More specifically, lets say the VM have a 2TB large VMDK with an NTFS volume in it. The volume has a lot of data in it as it is for a file server. Now lets assume that somewhere in this backed up VMDK (i.e. in the backup storage) some corruption occurs. A byte or two are corrupted, at the "place" of an important file in the fileserver. I am then wondering what means one has to detect this, if using Veeam to back up this VMDK? I am not sure if Veeam has any checksumming in its backup storage.
The technician said the following: What you have to work with is essentially the SureBackup, or as we specifically talked about, the Instant Restore way of testing it. He summed it up as "You can fire up the VM right from the backup storage, and what we do/Veeam does is to simply check if all parts of the VM mounts and can be used successfully. You can also run some additional checks inside the VM via scripting". This is all to my understanding as well, so far nothing weird.
However, when I asked about confirmation that Veeam won't "scan" or checksum the entire VMDK in the backup storage to find potential block/bit corruption further down the VMDK (i.e. in the pure data areas, which no ESXi/VM OS/application/whatever reads until the VM actually runs and someone asks for the file that is specifically stored at that place in the VMDK/filesystem), he didn't give a clear answer to this.
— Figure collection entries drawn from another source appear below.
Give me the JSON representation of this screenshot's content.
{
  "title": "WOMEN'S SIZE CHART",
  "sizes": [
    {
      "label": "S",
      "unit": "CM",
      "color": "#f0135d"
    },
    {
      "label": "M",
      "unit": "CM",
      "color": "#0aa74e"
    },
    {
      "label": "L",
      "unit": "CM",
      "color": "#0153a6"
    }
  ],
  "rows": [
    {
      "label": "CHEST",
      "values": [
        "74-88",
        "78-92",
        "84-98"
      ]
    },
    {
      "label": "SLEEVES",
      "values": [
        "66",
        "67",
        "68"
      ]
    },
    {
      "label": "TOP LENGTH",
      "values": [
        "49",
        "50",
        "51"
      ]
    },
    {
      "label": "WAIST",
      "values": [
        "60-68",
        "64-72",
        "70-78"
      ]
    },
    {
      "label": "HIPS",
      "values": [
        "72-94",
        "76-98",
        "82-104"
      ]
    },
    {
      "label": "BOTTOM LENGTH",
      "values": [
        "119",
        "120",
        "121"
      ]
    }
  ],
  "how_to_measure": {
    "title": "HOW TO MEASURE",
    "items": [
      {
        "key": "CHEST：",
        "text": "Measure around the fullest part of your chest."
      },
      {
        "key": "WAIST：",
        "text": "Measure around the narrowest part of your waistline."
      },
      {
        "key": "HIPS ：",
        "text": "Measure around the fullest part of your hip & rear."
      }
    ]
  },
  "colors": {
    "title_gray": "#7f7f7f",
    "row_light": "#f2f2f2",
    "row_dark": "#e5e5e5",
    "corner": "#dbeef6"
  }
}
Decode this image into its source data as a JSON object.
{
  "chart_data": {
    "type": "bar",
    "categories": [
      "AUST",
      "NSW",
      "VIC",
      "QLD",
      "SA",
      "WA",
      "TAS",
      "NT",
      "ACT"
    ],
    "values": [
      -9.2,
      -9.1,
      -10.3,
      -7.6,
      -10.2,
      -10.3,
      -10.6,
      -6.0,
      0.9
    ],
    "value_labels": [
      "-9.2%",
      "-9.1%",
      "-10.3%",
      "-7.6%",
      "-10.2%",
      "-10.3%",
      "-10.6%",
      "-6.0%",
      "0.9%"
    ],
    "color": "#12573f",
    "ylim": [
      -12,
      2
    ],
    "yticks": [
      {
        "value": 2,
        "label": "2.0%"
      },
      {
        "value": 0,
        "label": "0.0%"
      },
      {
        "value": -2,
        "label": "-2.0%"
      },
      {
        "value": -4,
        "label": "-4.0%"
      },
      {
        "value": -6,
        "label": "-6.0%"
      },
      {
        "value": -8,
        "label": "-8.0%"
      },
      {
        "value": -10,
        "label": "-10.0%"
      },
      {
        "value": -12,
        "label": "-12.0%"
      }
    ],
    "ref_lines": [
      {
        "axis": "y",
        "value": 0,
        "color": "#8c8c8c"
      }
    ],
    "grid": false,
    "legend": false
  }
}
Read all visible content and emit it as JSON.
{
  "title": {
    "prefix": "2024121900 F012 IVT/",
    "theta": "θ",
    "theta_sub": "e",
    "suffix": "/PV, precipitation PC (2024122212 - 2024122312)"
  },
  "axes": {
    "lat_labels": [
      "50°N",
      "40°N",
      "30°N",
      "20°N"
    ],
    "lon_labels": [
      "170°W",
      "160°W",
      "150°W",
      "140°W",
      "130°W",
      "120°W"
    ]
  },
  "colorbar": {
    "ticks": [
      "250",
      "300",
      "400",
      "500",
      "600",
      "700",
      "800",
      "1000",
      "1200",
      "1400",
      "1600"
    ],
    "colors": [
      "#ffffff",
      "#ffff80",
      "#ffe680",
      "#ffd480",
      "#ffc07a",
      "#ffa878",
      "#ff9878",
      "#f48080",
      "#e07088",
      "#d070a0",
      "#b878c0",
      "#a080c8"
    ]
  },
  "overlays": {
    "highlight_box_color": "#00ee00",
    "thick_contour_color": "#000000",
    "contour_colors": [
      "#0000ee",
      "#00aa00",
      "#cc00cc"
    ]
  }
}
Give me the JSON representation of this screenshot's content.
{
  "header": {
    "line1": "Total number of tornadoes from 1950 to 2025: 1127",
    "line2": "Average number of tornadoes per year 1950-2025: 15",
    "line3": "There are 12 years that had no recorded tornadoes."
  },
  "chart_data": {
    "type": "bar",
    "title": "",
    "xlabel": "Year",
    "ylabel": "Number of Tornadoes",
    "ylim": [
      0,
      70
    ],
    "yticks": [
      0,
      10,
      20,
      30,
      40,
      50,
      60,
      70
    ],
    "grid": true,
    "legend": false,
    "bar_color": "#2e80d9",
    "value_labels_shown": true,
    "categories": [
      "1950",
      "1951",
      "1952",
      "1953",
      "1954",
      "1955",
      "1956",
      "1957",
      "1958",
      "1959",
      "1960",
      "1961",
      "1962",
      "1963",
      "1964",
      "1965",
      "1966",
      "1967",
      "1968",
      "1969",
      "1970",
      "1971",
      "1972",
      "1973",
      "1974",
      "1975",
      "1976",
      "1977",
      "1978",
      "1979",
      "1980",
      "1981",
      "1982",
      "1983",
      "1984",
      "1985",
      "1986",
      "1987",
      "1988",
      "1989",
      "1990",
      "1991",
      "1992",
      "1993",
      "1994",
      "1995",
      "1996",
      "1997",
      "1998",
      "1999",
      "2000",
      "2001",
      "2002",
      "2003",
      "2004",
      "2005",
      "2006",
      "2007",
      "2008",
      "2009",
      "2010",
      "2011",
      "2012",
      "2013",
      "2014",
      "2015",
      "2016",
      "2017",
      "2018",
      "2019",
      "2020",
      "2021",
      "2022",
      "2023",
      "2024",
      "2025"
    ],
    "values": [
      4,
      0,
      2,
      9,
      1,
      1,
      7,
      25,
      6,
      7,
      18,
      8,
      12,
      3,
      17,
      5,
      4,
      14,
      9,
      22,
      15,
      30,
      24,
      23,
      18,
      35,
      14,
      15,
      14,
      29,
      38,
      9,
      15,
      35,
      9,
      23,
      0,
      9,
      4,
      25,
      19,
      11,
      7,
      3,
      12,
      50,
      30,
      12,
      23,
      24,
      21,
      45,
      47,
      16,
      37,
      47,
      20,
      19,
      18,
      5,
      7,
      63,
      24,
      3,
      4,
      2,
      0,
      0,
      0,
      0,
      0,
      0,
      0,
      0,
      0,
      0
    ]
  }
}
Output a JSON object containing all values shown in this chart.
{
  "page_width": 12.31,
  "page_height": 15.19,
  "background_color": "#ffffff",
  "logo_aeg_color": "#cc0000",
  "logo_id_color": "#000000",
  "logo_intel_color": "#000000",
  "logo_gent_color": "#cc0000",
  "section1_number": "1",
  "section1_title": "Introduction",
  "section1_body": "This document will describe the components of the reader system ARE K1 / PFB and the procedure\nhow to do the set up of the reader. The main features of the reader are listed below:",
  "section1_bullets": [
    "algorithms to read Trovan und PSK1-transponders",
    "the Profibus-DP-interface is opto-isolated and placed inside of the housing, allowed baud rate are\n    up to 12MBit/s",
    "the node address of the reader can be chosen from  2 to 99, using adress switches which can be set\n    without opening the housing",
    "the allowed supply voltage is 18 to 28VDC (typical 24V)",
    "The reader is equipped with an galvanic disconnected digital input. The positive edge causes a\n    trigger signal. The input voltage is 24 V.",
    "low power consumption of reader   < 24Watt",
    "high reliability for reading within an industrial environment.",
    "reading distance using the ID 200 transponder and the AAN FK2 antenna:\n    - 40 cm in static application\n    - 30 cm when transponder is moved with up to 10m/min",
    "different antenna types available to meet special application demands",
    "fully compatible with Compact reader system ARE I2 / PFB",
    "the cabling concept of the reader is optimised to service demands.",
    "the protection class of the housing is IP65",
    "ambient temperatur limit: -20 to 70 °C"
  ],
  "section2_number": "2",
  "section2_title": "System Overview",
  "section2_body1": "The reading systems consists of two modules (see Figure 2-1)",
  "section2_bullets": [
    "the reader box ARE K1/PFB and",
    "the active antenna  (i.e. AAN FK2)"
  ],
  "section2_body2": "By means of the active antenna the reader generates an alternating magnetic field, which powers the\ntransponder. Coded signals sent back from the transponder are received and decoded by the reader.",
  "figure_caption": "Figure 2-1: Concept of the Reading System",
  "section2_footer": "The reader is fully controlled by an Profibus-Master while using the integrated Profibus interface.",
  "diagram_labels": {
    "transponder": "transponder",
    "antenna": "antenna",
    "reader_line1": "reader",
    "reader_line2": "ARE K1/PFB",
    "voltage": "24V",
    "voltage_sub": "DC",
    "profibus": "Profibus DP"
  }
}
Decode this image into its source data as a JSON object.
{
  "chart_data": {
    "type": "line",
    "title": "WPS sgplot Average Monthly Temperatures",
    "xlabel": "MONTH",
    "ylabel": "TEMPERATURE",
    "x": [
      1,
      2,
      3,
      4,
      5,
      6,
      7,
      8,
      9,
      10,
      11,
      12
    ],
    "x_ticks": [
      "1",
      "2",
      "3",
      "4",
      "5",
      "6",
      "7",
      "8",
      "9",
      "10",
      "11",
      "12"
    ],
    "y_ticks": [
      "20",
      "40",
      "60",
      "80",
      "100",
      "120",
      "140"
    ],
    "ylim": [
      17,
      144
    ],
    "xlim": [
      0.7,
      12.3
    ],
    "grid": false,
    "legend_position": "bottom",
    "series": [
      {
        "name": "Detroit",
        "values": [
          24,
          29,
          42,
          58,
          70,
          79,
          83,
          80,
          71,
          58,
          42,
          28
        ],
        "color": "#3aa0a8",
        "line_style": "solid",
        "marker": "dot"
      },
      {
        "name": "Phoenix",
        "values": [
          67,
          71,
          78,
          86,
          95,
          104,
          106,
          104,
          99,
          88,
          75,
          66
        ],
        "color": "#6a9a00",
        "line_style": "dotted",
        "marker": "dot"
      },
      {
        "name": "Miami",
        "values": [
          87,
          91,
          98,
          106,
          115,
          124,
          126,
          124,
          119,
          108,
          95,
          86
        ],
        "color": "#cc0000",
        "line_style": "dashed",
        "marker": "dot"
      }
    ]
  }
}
He kept insisting that "if we can mount it and it starts up successfully, then everything is alright", which I think sounds very off.
I don't know the internals of VMDK or how Veeam works, but isn't it true that just firing up the VM using for example Instant VM Recovery and seeing that it runs is not an indicator that there isn't any corruption in the data areas of the corresponding VMDKs? I fail to see how without having checksumming and scanning the entire backed up data, Veeam would be able to determine that the backups are indeed intact.
The indirect question apart from the above is of course your opinion on what means there are to make sure that Veeam backups are indeed healthy. Is there something one can do using Veeam, or is it entirely up to features in the underlying storage to detect corruption (or alternatively doing a full check on the data inside the VM when doing test restores)? One could always run it atop ZFS but there's definately a lot of people that don't do that.
Please let me know if I need to clarify. Thanks!